Marak Pelanggaran, Sederet Temuan Polisi saat Datangi Pabrik Beras Oplosan di Banten

Tiga orang petinggi dari PT Padi Indonesia Maju (PIM) ditetapkan sebagai tersangka dalam kasus dugaan pengoplosan beras premium berbagai merek.

Diperbarui 06 Agustus 2025, 14:56 WIB
Share
Copy Link
Batalkan

Liputan6.com, Jakarta - Satgas Pangan Polri menggelar rekonstruksi lapangan terkait kasus beras oplosan karena diduga tidak sesuai standar mutu di PT Padi Indonesia Maju (PIM), Kawasan Industri Terpadu Wilmar, Serang, Banten. Kegiatan ini dilakukan untuk melihat langsung proses produksi apakah sudah sesuai ketentuan dan memenuhi standar kualitas pangan nasional.

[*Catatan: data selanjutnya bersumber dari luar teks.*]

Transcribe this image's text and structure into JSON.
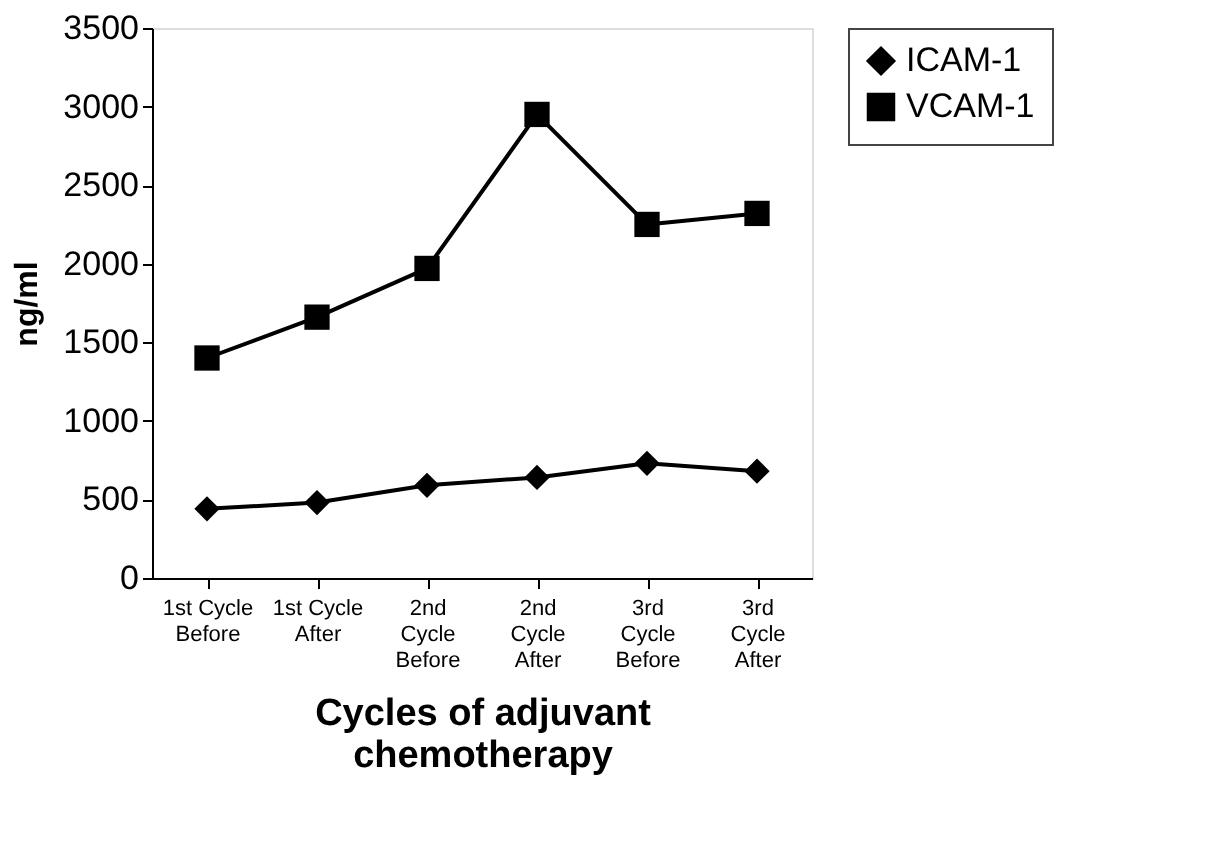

Kasatgas Pangan Polri Brigjen Helfi Assegaf mengatakan, proses produksi di PT Padi Indonesia Maju melibatkan mesin otomatis dengan kapasitas produksi mencapai sekitar 300 ton beras per hari. Mesin-mesin tersebut meliputi pengering gabah, pemecah kulit gabah, pemulus beras, pemisah warna, pemisah beras utuh dan pecah, serta mesin pengemas dengan timbangan otomatis.

"Proses produksi memakan waktu sekitar 20 jam dari bahan baku hingga pengemasan, dengan pengawasan ketat melalui ruang kendali dan laboratorium yang terintegrasi. Setiap dua jam seharusnya dilakukan uji sampling oleh Quality Control (QC) untuk memastikan kualitas produk," kata Helfi di lokasi, Banten, Rabu (6/8).

 

Pengawasan Buruk

Pelanggaran yang terjadi diduga kuat karena pengawasan belum berjalan optimal. Misalnya, Satgas menemukan uji sampling QC hanya dilakukan satu hingga dua kali, jauh dari frekuensi ideal yang diatur dalam SOP.

Akibatnya, produk akhir masih mengandung sisa menir. Walaupun jumlahnya kecil, tetapi seharusnya dapat diminimalisir.

"Meski produksi menggunakan sistem otomatis, hasil 100 persen sempurna sulit dijamin. Temuan sisa menir ini menjadi catatan penting dan PR bagi manajemen untuk segera melakukan perbaikan agar produk akhir benar-benar bersih dan sesuai dengan label beras premium yang dipromosikan," ujarnya.

Satgas juga menyoroti soal berat kemasan beras yang secara sengaja ditambah 200 gram per karung 25 kg. Tujuannya, untuk menghindari penolakan oleh sistem otomatis di mesin pengemas. Padahal pengawasan dalam hal ini juga tak kalah penting agar konsumen mendapatkan produk dengan bobot yang tepat.

Cuma 1 Petugas Quality Control Tersertifikasi

Direktur Tindak Pidana Ekonomi Khusus Bareskrim Polri ini menambahkan, dari 22 orang petugas QC, hanya satu yang telah tersertifikasi. Terkait kondisi itu, katanya, tentu menjadi tanggung jawab manajemen untuk melakukan pelatihan dan sertifikasi demi menjaga mutu produksi.

"Tiga orang terkait kasus ini saat ini tidak berada di lokasi dan tengah menjalani proses hukum. Namun operasional dan distribusi perusahaan tetap berjalan normal," ujarnya.

Rekonstruksi lapangan ini juga menjadi bagian dari pengawasan berkelanjutan terhadap seluruh produsen beras di Indonesia guna menjaga kualitas dan keamanan pangan nasional.

Duduk Perkara Dugaan Beras Oplosan PT PIM

Sebelumnya, tiga orang petinggi dari PT Padi Indonesia Maju (PIM) ditetapkan sebagai tersangka dalam kasus dugaan pengoplosan beras premium berbagai merek. Yakni S selaku Presiden Direktur PT PIM, AI sebagai Kepala Pabrik, dan DO sebagai Kepala Quality Control. Penetapan dilakukan usai gelar perkara.

Selain UU Perlindungan Konsumen, ketiganya juga dikenakan pasal berat UU Tindak Pidana Pencucian Uang (TPPU).

Meski bertatus sebagai tersangka, ketiga orang tersebut belum ditahan karena dianggap kooperatif.

"Terhadap ketiga tersangka tersebut, cukup kooperatif dalam proses penyelidikan sebagai pertimbangan, sehingga kita belum melakukan pertahanan tersebut sampai dengan tadi malam, sesuai jadwal mereka hadir memenuhi panggilan kita untuk melakukan pemeriksaan terhadap tersangka," kata Brigjen Helfi.